During a speech in Las Vegas Monday, Bill Clinton suggested that, when Tim Russert asked his wife last week whether she supported Eliot Spitzer's plan to provide driver's licenses to illegal aliens, he was setting her up for attacks like the 2004 Swift Boating of John Kerry and the 2002 GOP smears against Georgia Sen. Max Cleland.
In making that argument, the former president may have inadvertently helped us understand why we're having such a hard time getting too excited about what Hillary Clinton is up against: Given the ferocious partisan attacks we've seen over the last six years, the criticisms John Edwards and Barack Obama are advancing now just don't seem all that outrageous.
In 2002, Republicans ran a television spot that created a visual connection between Cleland and Osama bin Laden and used some of Cleland's votes on the creation of the Department of Homeland Security to suggest that the Vietnam veteran -- he lost three limbs in the war -- was somehow unpatriotic and soft on terrorism. In 2004, the Swift Boat Veterans for Truth peddled demonstrably false facts about Kerry in arguing that he'd made up stories to win his Purple Hearts and sold out his fellow soldiers once he got back home.
In the same campaign, Vice President Dick Cheney said that a Kerry victory would expose America to the risk of being "hit again" by terrorists, this time in a "devastating" way. In the run-up to the 2006 congressional elections, then-House Majority Leader John Boehner wondered aloud whether Democrats were "more interested in protecting the terrorists than protecting the American people." And just the other day, GOP Sen. Kay Bailey Hutchison described "the whole Democratic platform" as being "we can't or shouldn't stand up for our way of life and freedom."

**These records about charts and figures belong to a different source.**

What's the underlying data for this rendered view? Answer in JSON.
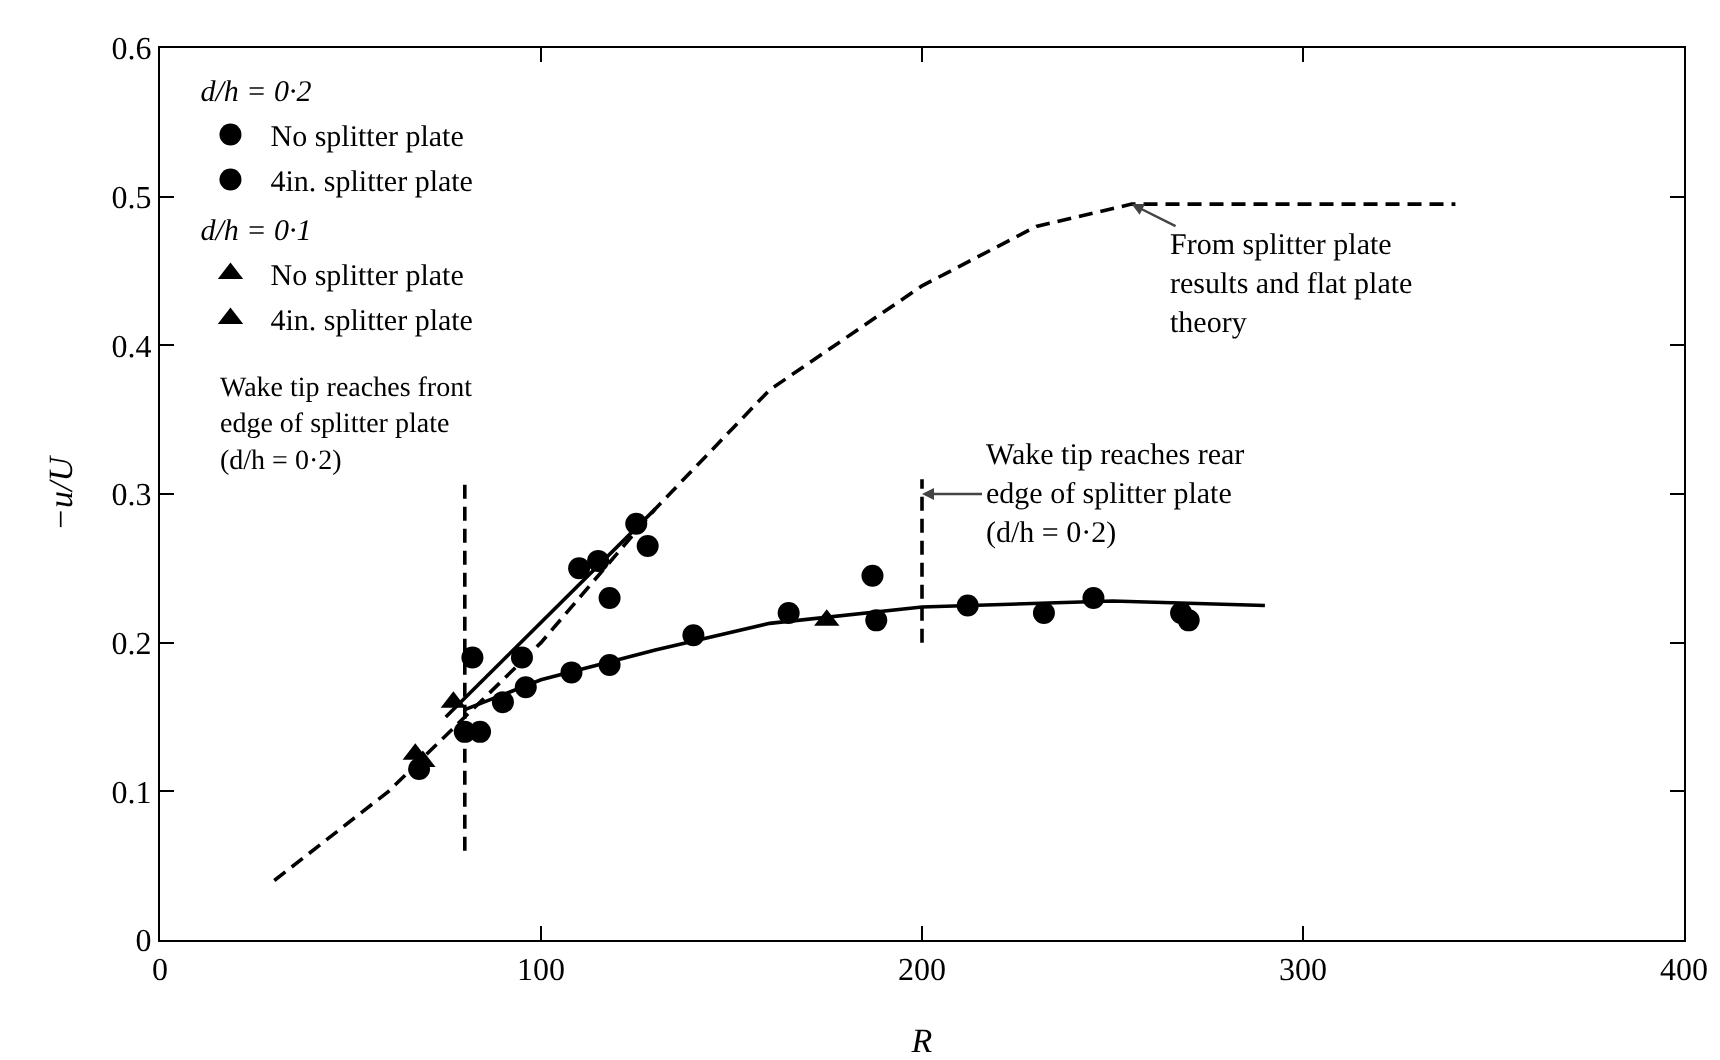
{
  "chart_data": {
    "type": "scatter",
    "xlabel": "R",
    "ylabel": "−u/U",
    "xlim": [
      0,
      400
    ],
    "xticks": [
      0,
      100,
      200,
      300,
      400
    ],
    "ylim": [
      0,
      0.6
    ],
    "yticks": [
      0,
      0.1,
      0.2,
      0.3,
      0.4,
      0.5,
      0.6
    ],
    "grid": false,
    "legend": "top left",
    "series": [
      {
        "name": "No splitter plate",
        "color": "#000000",
        "marker": "circle",
        "x": [
          82,
          95,
          110,
          115,
          118,
          125,
          128,
          187
        ],
        "values": [
          0.19,
          0.19,
          0.25,
          0.255,
          0.23,
          0.28,
          0.265,
          0.245
        ]
      },
      {
        "name": "4in. splitter plate",
        "color": "#000000",
        "marker": "circle",
        "x": [
          68,
          80,
          84,
          90,
          96,
          108,
          118,
          140,
          165,
          188,
          212,
          232,
          245,
          268,
          270
        ],
        "values": [
          0.115,
          0.14,
          0.14,
          0.16,
          0.17,
          0.18,
          0.185,
          0.205,
          0.22,
          0.215,
          0.225,
          0.22,
          0.23,
          0.22,
          0.215
        ]
      },
      {
        "name": "No splitter plate",
        "color": "#000000",
        "marker": "triangle",
        "x": [
          67,
          77,
          175
        ],
        "values": [
          0.125,
          0.16,
          0.215
        ]
      },
      {
        "name": "4in. splitter plate",
        "color": "#000000",
        "marker": "triangle",
        "x": [
          69
        ],
        "values": [
          0.12
        ]
      },
      {
        "type": "line",
        "color": "#000000",
        "marker": "none",
        "line_style": "solid",
        "x": [
          75,
          130
        ],
        "values": [
          0.15,
          0.29
        ]
      },
      {
        "type": "line",
        "color": "#000000",
        "marker": "none",
        "line_style": "solid",
        "x": [
          80,
          100,
          130,
          160,
          200,
          250,
          290
        ],
        "values": [
          0.155,
          0.175,
          0.195,
          0.213,
          0.224,
          0.228,
          0.225
        ]
      },
      {
        "type": "line",
        "color": "#000000",
        "marker": "none",
        "line_style": "dashed",
        "x": [
          30,
          60,
          80,
          100,
          130,
          160,
          200,
          230,
          255,
          340
        ],
        "values": [
          0.04,
          0.1,
          0.15,
          0.2,
          0.29,
          0.37,
          0.44,
          0.48,
          0.495,
          0.495
        ]
      },
      {
        "type": "line",
        "color": "#000000",
        "marker": "none",
        "line_style": "dashed",
        "x": [
          80,
          80
        ],
        "values": [
          0.06,
          0.31
        ]
      },
      {
        "type": "line",
        "color": "#000000",
        "marker": "none",
        "line_style": "dashed",
        "x": [
          200,
          200
        ],
        "values": [
          0.2,
          0.31
        ]
      }
    ],
    "annotations": [
      "d/h = 0·2",
      "d/h = 0·1",
      {
        "text": "From splitter plate results and flat plate theory",
        "x": 255,
        "y": 0.495
      },
      {
        "text": "Wake tip reaches front edge of splitter plate (d/h = 0·2)",
        "x": 80,
        "y": 0.31
      },
      {
        "text": "Wake tip reaches rear edge of splitter plate (d/h = 0·2)",
        "x": 200,
        "y": 0.3
      }
    ]
  }
}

Don't bother looking for that last one in Google News: Hutchison's comments, made during an interview with MSNBC on Oct. 29, were so completely par for the course that they seem to have gone unnoticed by the rest of the press.
So, yes, the Obama campaign is exaggerating when it claims that Clinton's vote on Kyl-Lieberman amounted to another "blank check" for George W. Bush. The Edwards campaign is guilty of some overly aggressive editing in its "Politics of Parsing" video spot. And the controversy over Clinton's equivocations on Spitzer's driver's license plan is surely just a bit overblown, especially insofar as it concerns an issue that's far from the front burner for a lot of Democratic voters.
But Edwards and Obama haven't accused Clinton of undercutting the troops, siding with the terrorists or generally advocating for America's defeat. What they've charged her with is failing to learn from her 2002 vote on Iraq; failing to advance a specific plan for Social Security; failing to refuse money from lobbyists; and equivocating on a number of different issues, from driver's license in New York to the war in Iraq. Taken together, they say those issues raise concerns about whether Clinton is "open" and "honest."
We can debate the merits of those charges and the conclusions that can or can't be drawn from them, but it's hard to take seriously the notion that raising these issues amounts to a sexist "piling on" or some kind of Swift Boating of Hillary Clinton. Clinton has sold herself as someone who has "stood up against the right-wing machine and come out stronger." In letting her surrogates whine about the attacks from Democrats now, she risks making herself -- and, if she wins the nomination, her party -- look weak instead.